By creating the 50/30 threshold, ObamaCare effectively imposes a tax on business development. This hits small businesses particularly hard since many rely on flexible staffing arrangements to stay afloat. If forced to choose between losing money if they hire more people, or deliberately refusing new ventures to stay under the threshold, many small business owners will (reluctantly) choose to stay small. That hurts workers as well, many through having to work reduced hours, others through lost job opportunities.

Repeal of the Coverage Mandate

The coverage mandate is the requirement that all health insurance plans comply with certain minimal service bundles. Readers may remember – or have experienced – reports of the millions of canceled insurance policies in the individual market that presaged ObamaCare’s first enrollment period. These cancellations gave the lie to President Obama’s oft-captured promise that, “If you like your health-care plan you can keep your plan.”

Eliminating ObamaCare’s coverage requirements would allow consumers to repurchase health care plans they prefer, at prices that are unencumbered by needless services – such as maternity-related care in a plan sold to a single man. 

Repeal of the Federal Bailout for Insurers on the ObamaCare Exchanges

Finally, there is a growing chorus to repeal the little-known federal bailout for insurance companies participating in ObamaCare exchanges. This is a complicated three-part scheme that boils down to a statutory promise by the Obama administration to act as a financial backstop if insurers lose more than a specified percentage on their ObamaCare clients.

Ending this taxpayer-financed bailout program sooner rather than later is actually a service to the insurance industry.

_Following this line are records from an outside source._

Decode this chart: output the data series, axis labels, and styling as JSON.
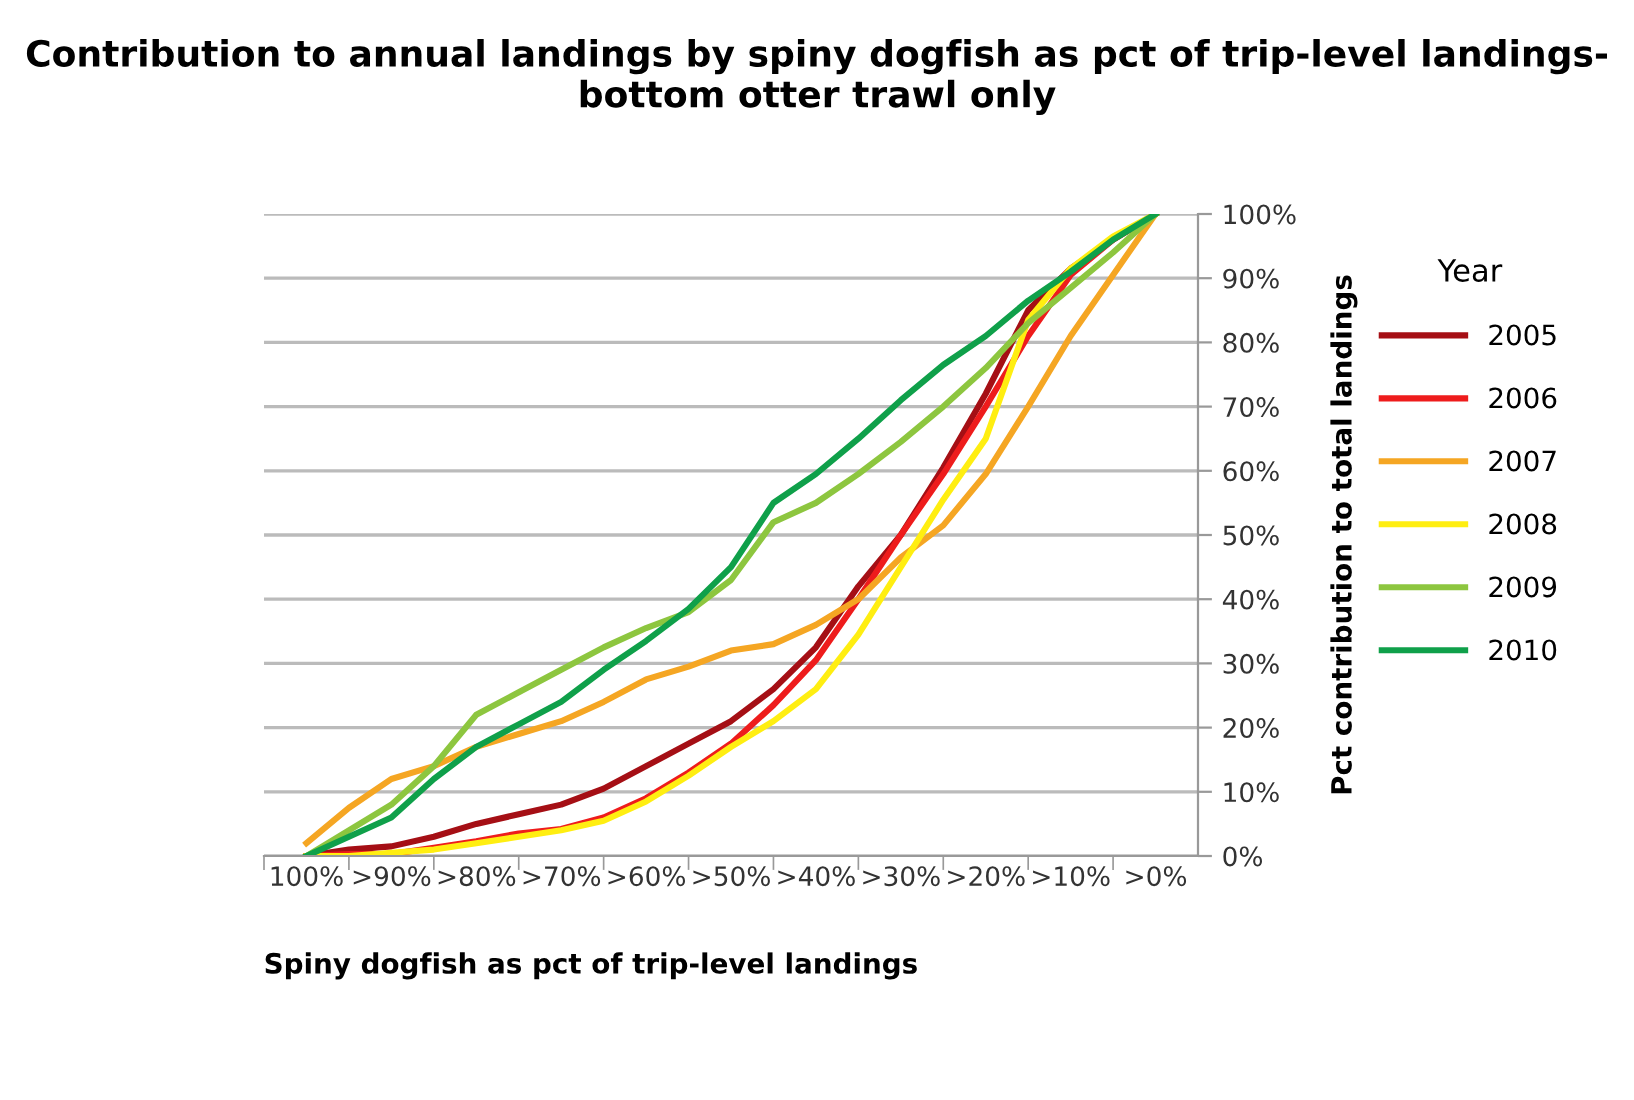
{
  "chart_data": {
    "type": "line",
    "title": "Contribution to annual landings by spiny dogfish as pct of trip-level landings- bottom otter trawl only",
    "xlabel": "Spiny dogfish as pct of trip-level landings",
    "ylabel": "Pct contribution to total landings",
    "legend_title": "Year",
    "categories": [
      "100%",
      null,
      ">90%",
      null,
      ">80%",
      null,
      ">70%",
      null,
      ">60%",
      null,
      ">50%",
      null,
      ">40%",
      null,
      ">30%",
      null,
      ">20%",
      null,
      ">10%",
      null,
      ">0%"
    ],
    "series": [
      {
        "name": "2005",
        "color": "#a50f15",
        "values": [
          0,
          1,
          1.5,
          3,
          5,
          6.5,
          8,
          10.5,
          14,
          17.5,
          21,
          26,
          32.5,
          42,
          50,
          60.5,
          72,
          85,
          91.5,
          96,
          100
        ]
      },
      {
        "name": "2006",
        "color": "#ee1c1c",
        "values": [
          0,
          0.3,
          0.3,
          1.3,
          2.3,
          3.5,
          4.2,
          6,
          9,
          13,
          17.5,
          23.5,
          30.5,
          40,
          50,
          59.5,
          70,
          81,
          90.5,
          96,
          100
        ]
      },
      {
        "name": "2007",
        "color": "#f5a623",
        "values": [
          2,
          7.5,
          12,
          14,
          17,
          19,
          21,
          24,
          27.5,
          29.5,
          32,
          33,
          36,
          40,
          46.5,
          51.5,
          59.5,
          70,
          81,
          90.5,
          100
        ]
      },
      {
        "name": "2008",
        "color": "#ffee11",
        "values": [
          0,
          0,
          0.5,
          1,
          2,
          3,
          4,
          5.5,
          8.5,
          12.5,
          17,
          21,
          26,
          34.5,
          45,
          55.5,
          65,
          83.5,
          91.5,
          96.5,
          100
        ]
      },
      {
        "name": "2009",
        "color": "#8dc63f",
        "values": [
          0,
          4,
          8,
          14,
          22,
          25.5,
          29,
          32.5,
          35.5,
          38,
          43,
          52,
          55,
          59.5,
          64.5,
          70,
          76,
          83,
          88.5,
          94,
          100
        ]
      },
      {
        "name": "2010",
        "color": "#0fa04a",
        "values": [
          0,
          3,
          6,
          12,
          17,
          20.5,
          24,
          29,
          33.5,
          38.5,
          45,
          55,
          59.5,
          65,
          71,
          76.5,
          81,
          86.5,
          91,
          96,
          100
        ]
      }
    ],
    "ylim": [
      0,
      100
    ],
    "yticks": [
      {
        "value": 0,
        "label": "0%"
      },
      {
        "value": 10,
        "label": "10%"
      },
      {
        "value": 20,
        "label": "20%"
      },
      {
        "value": 30,
        "label": "30%"
      },
      {
        "value": 40,
        "label": "40%"
      },
      {
        "value": 50,
        "label": "50%"
      },
      {
        "value": 60,
        "label": "60%"
      },
      {
        "value": 70,
        "label": "70%"
      },
      {
        "value": 80,
        "label": "80%"
      },
      {
        "value": 90,
        "label": "90%"
      },
      {
        "value": 100,
        "label": "100%"
      }
    ],
    "grid": "y",
    "legend": "right",
    "marker": "none",
    "line_style": "solid"
  }
}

Why? Because, as written, ObamaCare phases out the bailout provisions by the time Obama leaves office. Initially, this was done because the law’s drafters thought all of ObamaCare’s provisions would be implemented as intended, meaning that within three years of going live all of the market disruptions unleashed by the various mandates would settle down enough to make the bailouts unnecessary. But then political reality hit, and the delays started occurring. Now, not even the insurance companies that are banking on the bailout can be sure that three years will be enough.

Like the rest of ObamaCare’s mandates and taxes, it’s better to axe the bailout now and have certainty about the future, than let the regulatory mess persist.

The sooner Republicans in Congress can pass laws and explain these points to the American people, the sooner we can all turn our attention to health reform ideas that are honestly and straightforwardly presented, and stand a chance of actually working as intended.